ごみ箱の夢

久し振りに見た夢は、ごみ箱の夢。

 

元々見る夢は色付き。

ストーリーをはっきり覚えていることが多い私。

30代目前の頃、1週間同じ男性が夢に現れたことがあります。
こんなに続くなんて、夢には何か意味があるのかもしれないと思い、ユング心理学や夢占いを調べてみたことがあります。

 

ちなみに、1週間続いた男性の夢は、軍服を着た外国人の男性がこちらを見て微笑んでいる夢で、私はいろいろと話しかけるのですが、返事は返って来ずに、ただ笑顔で私を見つめるばかり。

 

この人は、一体どんな人なんだろうかとずっと気になっているのですが、1週間目には、まあいいか、私も笑っていたらいいか、という終わり方をした夢でした。

 

 

で、ごみ箱の夢。

夏目漱石の夢十夜のような薄暗さを感じる世界を旅している設定。旅の目的はよく分からないのですが、目的地があって、そこにたどり着くと次の目的地が浮かんで、そこへ急ぐ旅。落ち着くことはなく、ひたすら歩く。

 

 

その日、夜になって、旅館のようなところにたどり着き、翌朝は○○へ行かなくてはなと思いながら眠る。薄暗いうちに起き出して、ご飯も食べずに○○へ出かけ、用事が済んだら寄り道もせず帰り、誰とも話すことなく一人になって眠る。

 

 

何一つ楽しみの無い世界で、先へ行くことだけが仕事のようでもあり、そうしなければ生きて行けないような感覚もあり。億劫だけれど止める気もない。疲れている訳でもないが、楽しんでいる訳でもないし、無意味に進むことに疑問もないわたくし。

 

 

また、暗い内に起きて宿を出る。

もうここへは帰って来ない。
一緒に宿を出る人がいて、見てみたら妹。

行き先は、それぞれ別なので、分かれて歩く。

 

 

歩き始めると、後ろから「これ忘れずに」と女の人から渡されたものが、ごみ箱。きれいに洗われていて、「あ、そう言えば、今まで随分汚れていたけどこんなにきれいにしてくれたんだ」と見入る。妹も受け取ってきれいになった様子を眺め、「ありがとう」と声を掛けて歩き始める。もう振り返ることがない。

 

 

歩き始めてから、あのごみ箱を渡してくれた人が母だったと気付く。

でも戻ることはない。私も妹もよく分からない次の目的地へと歩く、歩く。

 

 

そんな夢でした。

 

 

夢占いだと、「ごみ」は不要なもの古いもの、ストレスに不満の象徴。

目が覚めて、夢占いを検索してから、「母がごみ箱をきれいにしてくれた」で、思い浮かぶことがありました。

 

 

母は、高校を出たら結婚した人で、当時やりたいこと、なりたい職業があったけれど「自由に道を選ぶこと」が出来なかったと聞いております。母は、とても悔しかったと思いますが、あの人は今に生きる人なので、過去を引きずることなく人生を歩み続けてきた人。父も、若い頃に思い通りに生きられない辛さを味わって大人になった人。

 

 

その悔しさがあるからか、進みたい道を親の意向で曲げられたことはありません。

経済的に苦しくても大学へ行かせてくれましたし、出来ることは全て与えてくれたのが私の両親。

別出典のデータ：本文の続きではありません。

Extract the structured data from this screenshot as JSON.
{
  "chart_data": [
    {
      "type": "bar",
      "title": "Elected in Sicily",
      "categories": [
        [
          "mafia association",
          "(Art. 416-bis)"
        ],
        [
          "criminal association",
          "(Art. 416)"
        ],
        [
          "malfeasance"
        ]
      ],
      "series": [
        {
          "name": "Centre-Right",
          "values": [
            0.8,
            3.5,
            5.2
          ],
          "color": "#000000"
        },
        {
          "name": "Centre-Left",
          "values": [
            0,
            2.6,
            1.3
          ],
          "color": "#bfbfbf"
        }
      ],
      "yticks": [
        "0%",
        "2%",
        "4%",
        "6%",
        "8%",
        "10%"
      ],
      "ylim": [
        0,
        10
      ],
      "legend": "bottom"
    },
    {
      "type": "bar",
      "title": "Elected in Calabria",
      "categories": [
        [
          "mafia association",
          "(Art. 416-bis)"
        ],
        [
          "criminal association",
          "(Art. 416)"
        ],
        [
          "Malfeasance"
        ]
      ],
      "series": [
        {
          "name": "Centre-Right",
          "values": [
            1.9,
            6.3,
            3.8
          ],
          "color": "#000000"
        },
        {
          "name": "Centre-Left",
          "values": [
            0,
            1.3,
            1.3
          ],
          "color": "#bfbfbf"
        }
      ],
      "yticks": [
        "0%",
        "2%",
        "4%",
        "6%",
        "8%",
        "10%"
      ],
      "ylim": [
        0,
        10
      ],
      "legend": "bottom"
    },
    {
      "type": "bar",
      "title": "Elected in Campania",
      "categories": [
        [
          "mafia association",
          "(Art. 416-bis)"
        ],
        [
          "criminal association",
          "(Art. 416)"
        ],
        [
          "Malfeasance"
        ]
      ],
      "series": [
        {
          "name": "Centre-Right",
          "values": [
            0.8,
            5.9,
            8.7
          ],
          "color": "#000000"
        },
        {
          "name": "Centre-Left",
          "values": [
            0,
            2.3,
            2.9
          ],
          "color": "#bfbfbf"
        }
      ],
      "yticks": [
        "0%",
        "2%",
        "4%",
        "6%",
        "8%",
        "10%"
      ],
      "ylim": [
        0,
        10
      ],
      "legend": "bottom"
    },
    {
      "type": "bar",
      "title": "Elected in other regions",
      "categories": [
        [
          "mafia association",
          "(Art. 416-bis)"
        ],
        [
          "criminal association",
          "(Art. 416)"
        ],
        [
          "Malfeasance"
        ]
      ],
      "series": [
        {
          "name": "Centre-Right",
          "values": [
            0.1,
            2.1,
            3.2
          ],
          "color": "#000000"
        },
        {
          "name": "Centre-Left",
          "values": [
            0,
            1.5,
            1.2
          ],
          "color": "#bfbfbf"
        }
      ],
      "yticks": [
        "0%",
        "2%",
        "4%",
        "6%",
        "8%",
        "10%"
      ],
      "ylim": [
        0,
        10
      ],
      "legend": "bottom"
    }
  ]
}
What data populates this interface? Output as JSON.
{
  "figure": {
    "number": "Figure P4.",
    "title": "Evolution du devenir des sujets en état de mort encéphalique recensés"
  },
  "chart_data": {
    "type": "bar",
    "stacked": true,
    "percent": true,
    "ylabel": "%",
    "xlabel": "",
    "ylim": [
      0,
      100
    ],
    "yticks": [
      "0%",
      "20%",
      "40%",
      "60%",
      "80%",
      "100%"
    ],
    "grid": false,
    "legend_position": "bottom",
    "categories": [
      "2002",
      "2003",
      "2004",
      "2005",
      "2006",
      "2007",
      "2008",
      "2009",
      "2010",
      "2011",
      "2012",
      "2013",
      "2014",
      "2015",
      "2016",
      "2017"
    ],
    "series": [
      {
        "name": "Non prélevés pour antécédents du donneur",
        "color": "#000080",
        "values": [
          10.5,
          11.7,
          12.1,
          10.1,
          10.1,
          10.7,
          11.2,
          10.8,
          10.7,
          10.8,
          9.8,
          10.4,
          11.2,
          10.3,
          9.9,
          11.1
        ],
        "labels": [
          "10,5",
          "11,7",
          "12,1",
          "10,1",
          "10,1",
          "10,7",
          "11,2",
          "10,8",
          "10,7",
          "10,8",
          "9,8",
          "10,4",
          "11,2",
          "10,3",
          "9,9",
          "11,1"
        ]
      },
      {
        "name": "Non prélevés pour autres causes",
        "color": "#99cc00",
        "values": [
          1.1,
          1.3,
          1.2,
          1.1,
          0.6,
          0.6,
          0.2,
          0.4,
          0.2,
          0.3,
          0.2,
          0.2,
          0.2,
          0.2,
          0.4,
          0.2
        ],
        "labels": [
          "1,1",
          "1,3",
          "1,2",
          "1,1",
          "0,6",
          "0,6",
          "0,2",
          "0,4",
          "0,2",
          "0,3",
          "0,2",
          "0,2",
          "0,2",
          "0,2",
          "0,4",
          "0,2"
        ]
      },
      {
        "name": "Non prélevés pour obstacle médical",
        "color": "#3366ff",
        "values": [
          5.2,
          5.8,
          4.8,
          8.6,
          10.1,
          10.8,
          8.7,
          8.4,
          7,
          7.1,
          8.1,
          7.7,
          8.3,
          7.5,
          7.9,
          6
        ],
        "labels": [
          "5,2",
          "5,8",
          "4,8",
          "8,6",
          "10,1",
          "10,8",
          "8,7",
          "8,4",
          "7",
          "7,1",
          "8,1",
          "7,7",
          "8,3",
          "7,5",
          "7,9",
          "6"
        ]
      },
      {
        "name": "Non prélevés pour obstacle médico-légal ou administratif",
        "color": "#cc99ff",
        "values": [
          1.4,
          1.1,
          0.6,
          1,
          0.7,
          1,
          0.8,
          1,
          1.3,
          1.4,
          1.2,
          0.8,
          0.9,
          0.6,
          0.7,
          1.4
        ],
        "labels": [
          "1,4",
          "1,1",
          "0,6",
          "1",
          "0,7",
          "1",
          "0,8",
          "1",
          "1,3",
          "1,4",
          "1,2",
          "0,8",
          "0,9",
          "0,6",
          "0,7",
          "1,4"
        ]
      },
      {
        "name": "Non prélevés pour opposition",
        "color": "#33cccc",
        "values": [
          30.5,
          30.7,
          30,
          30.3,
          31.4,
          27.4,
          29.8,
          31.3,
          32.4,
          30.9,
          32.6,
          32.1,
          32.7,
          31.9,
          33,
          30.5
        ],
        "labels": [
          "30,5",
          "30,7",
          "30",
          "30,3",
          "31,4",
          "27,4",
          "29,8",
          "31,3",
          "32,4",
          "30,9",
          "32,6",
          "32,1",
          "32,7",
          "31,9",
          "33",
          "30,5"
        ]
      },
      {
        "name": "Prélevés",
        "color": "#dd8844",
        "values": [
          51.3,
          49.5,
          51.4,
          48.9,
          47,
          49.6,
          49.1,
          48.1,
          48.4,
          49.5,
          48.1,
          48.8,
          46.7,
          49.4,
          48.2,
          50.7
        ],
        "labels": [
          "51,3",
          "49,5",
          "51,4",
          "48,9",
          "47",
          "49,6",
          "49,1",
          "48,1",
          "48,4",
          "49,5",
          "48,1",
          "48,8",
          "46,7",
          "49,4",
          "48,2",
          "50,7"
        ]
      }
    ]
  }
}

自分達の叶えられなかった悔しさを、次の世代に継がせないように努力してくれたのが私の両親。

 

ごみ箱は、お母さんがきれいにしてくれたから、
先々何も心配はいらないと神様に言われたように言われたのかもなと、
後になって考えているところです。

夢に解釈なんて後づけのストーリーで、何でもありなんでしょうけれど、わたくしにとってはとても象徴的な意味合いを感じる夢だったので、忘れないようにここにメモっておきます。いつか、忘れた頃に読み返せるように。